EDITORIAL

Mais um passo

Nesta semana, a visita de técnicos de diversos países do Banco de Desenvolvimento da América Latina (CAF) a Mogi das Cruzes conclui uma das fases do pedido de financiamento pleiteado pela Prefeitura para a execução do programa +Mogi Ecotietê, que prevê obras viárias, de saneamento básico e meio ambiente entre o Rodeio e César de Souza.

Diferente do que aconteceu com grandes obras recentes custeadas por recursos federais e contrapartida da Prefeitura Municipal (reurbanização do Córrego dos Canudos, construção do Complexo Viário Jornalista Tirreno Da San Biagio, na Rua Cabo Diogo Oliver, e a abertura da Avenida das Orquídeas), esse projeto viário será financiado pela instituição latino-americana. Pela primeira vez, Mogi recorre a essa alternativa. E faz isso em momento oportuno. Com a crise econômica, os investimentos federais de linhas como o Plano de Aceleramento do Crescimento (PAC) estão parados.

A visita técnica praticamente chancela a liberação do crédito de R$ 350 milhões para o início da fase seguinte dessa operação, com a contratação de projetos executivos e o posterior lançamento das licitações públicas para a execução das obras propriamente ditas.

Desde o ano passado, a Prefeitura busca os recursos para o Mogi Ecotietê, que irá responder, no futuro, demandas como a surgida desde o final do mês passado, quando o trânsito lento na Avenida Francisco Rodrigues Filho e entorno, nas primeiras horas da manhã, reforça a vulnerabilidade do nosso sistema viário. Basta uma escola, um novo condomínio surgir para as dificuldades aparecerem.

A lentidão no trânsito e retrato sem retoque do aprofundamento dos problemas urbanas na cidade que cresce sem parar, sem as soluções públicas necessárias para garantir a qualidade de vida das pessoas.

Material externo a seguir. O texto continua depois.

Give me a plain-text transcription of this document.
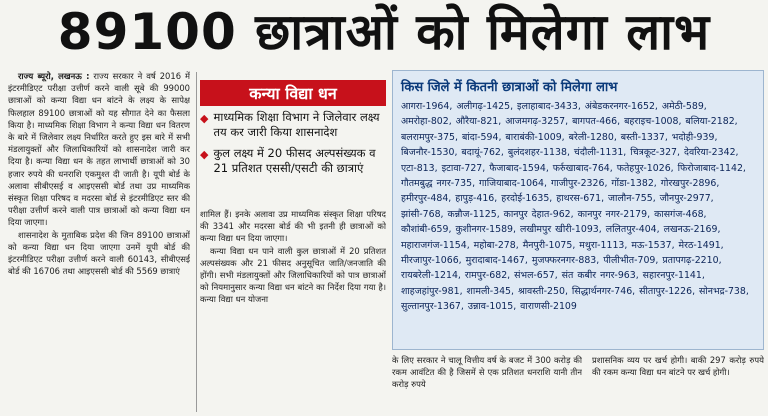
89100 छात्राओं को मिलेगा लाभ

राज्य ब्यूरो, लखनऊ : राज्य सरकार ने वर्ष 2016 में इंटरमीडिएट परीक्षा उत्तीर्ण करने वाली सूबे की 99000 छात्राओं को कन्या विद्या धन बांटने के लक्ष्य के सापेक्ष फिलहाल 89100 छात्राओं को यह सौगात देने का फैसला किया है। माध्यमिक शिक्षा विभाग ने कन्या विद्या धन वितरण के बारे में जिलेवार लक्ष्य निर्धारित करते हुए इस बारे में सभी मंडलायुक्तों और जिलाधिकारियों को शासनादेश जारी कर दिया है। कन्या विद्या धन के तहत लाभार्थी छात्राओं को 30 हजार रुपये की धनराशि एकमुश्त दी जाती है। यूपी बोर्ड के अलावा सीबीएसई व आइएससी बोर्ड तथा उप्र माध्यमिक संस्कृत शिक्षा परिषद व मदरसा बोर्ड से इंटरमीडिएट स्तर की परीक्षा उत्तीर्ण करने वाली पात्र छात्राओं को कन्या विद्या धन दिया जाएगा।

शासनादेश के मुताबिक प्रदेश की जिन 89100 छात्राओं को कन्या विद्या धन दिया जाएगा उनमें यूपी बोर्ड की इंटरमीडिएट परीक्षा उत्तीर्ण करने वाली 60143, सीबीएसई बोर्ड की 16706 तथा आइएससी बोर्ड की 5569 छात्राएं

कन्या विद्या धन
◆ माध्यमिक शिक्षा विभाग ने जिलेवार लक्ष्य तय कर जारी किया शासनादेश
◆ कुल लक्ष्य में 20 फीसद अल्पसंख्यक व 21 प्रतिशत एससी/एसटी की छात्राएं

शामिल हैं। इनके अलावा उप्र माध्यमिक संस्कृत शिक्षा परिषद की 3341 और मदरसा बोर्ड की भी इतनी ही छात्राओं को कन्या विद्या धन दिया जाएगा।

कन्या विद्या धन पाने वाली कुल छात्राओं में 20 प्रतिशत अल्पसंख्यक और 21 फीसद अनुसूचित जाति/जनजाति की होंगी। सभी मंडलायुक्तों और जिलाधिकारियों को पात्र छात्राओं को नियमानुसार कन्या विद्या धन बांटने का निर्देश दिया गया है। कन्या विद्या धन योजना

किस जिले में कितनी छात्राओं को मिलेगा लाभ
आगरा-1964, अलीगढ़-1425, इलाहाबाद-3433, अंबेडकरनगर-1652, अमेठी-589, अमरोहा-802, औरैया-821, आजमगढ़-3257, बागपत-466, बहराइच-1008, बलिया-2182, बलरामपुर-375, बांदा-594, बाराबंकी-1009, बरेली-1280, बस्ती-1337, भदोही-939, बिजनौर-1530, बदायूं-762, बुलंदशहर-1138, चंदौली-1131, चित्रकूट-327, देवरिया-2342, एटा-813, इटावा-727, फैजाबाद-1594, फर्रुखाबाद-764, फतेहपुर-1026, फिरोजाबाद-1142, गौतमबुद्ध नगर-735, गाजियाबाद-1064, गाजीपुर-2326, गोंडा-1382, गोरखपुर-2896, हमीरपुर-484, हापुड़-416, हरदोई-1635, हाथरस-671, जालौन-755, जौनपुर-2977, झांसी-768, कन्नौज-1125, कानपुर देहात-962, कानपुर नगर-2179, कासगंज-468, कौशांबी-659, कुशीनगर-1589, लखीमपुर खीरी-1093, ललितपुर-404, लखनऊ-2169, महाराजगंज-1154, महोबा-278, मैनपुरी-1075, मथुरा-1113, मऊ-1537, मेरठ-1491, मीरजापुर-1066, मुरादाबाद-1467, मुजफ्फरनगर-883, पीलीभीत-709, प्रतापगढ़-2210, रायबरेली-1214, रामपुर-682, संभल-657, संत कबीर नगर-963, सहारनपुर-1141, शाहजहांपुर-981, शामली-345, श्रावस्ती-250, सिद्धार्थनगर-746, सीतापुर-1226, सोनभद्र-738, सुल्तानपुर-1367, उन्नाव-1015, वाराणसी-2109

के लिए सरकार ने चालू वित्तीय वर्ष के बजट में 300 करोड़ की रकम आवंटित की है जिसमें से एक प्रतिशत धनराशि यानी तीन करोड़ रुपये

प्रशासनिक व्यय पर खर्च होगी। बाकी 297 करोड़ रुपये की रकम कन्या विद्या धन बांटने पर खर्च होगी।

Entre as obras projetadas nesse projeto está a interligação das avenida Francisco Rodrigues Filho e João XXIII, por meio de uma nova via e um viaduto sob a linha ferroviária, e a construção de uma nova avenida, entre esses dois corredores, também ao lado do traçado que recebe trens de carga.

O aval técnico era muito esperado pela Secretaria Municipal de Planejamento. O projeto caminha, o que é um sinal positivo. Porém, se tudo seguir como planejado, a população irá desfrutar de equipamentos públicos como as novas avenidas e os parques dois parques linerares ao Rio Tietê, apenas daqui a cinco anos.

Até lá, no entanto, espera-se do governo municipal agilidade na oferta de respostas paliativas, mas necessárias, aos problemas de impacto pontual na vida do morador por causa do adensamento urbano.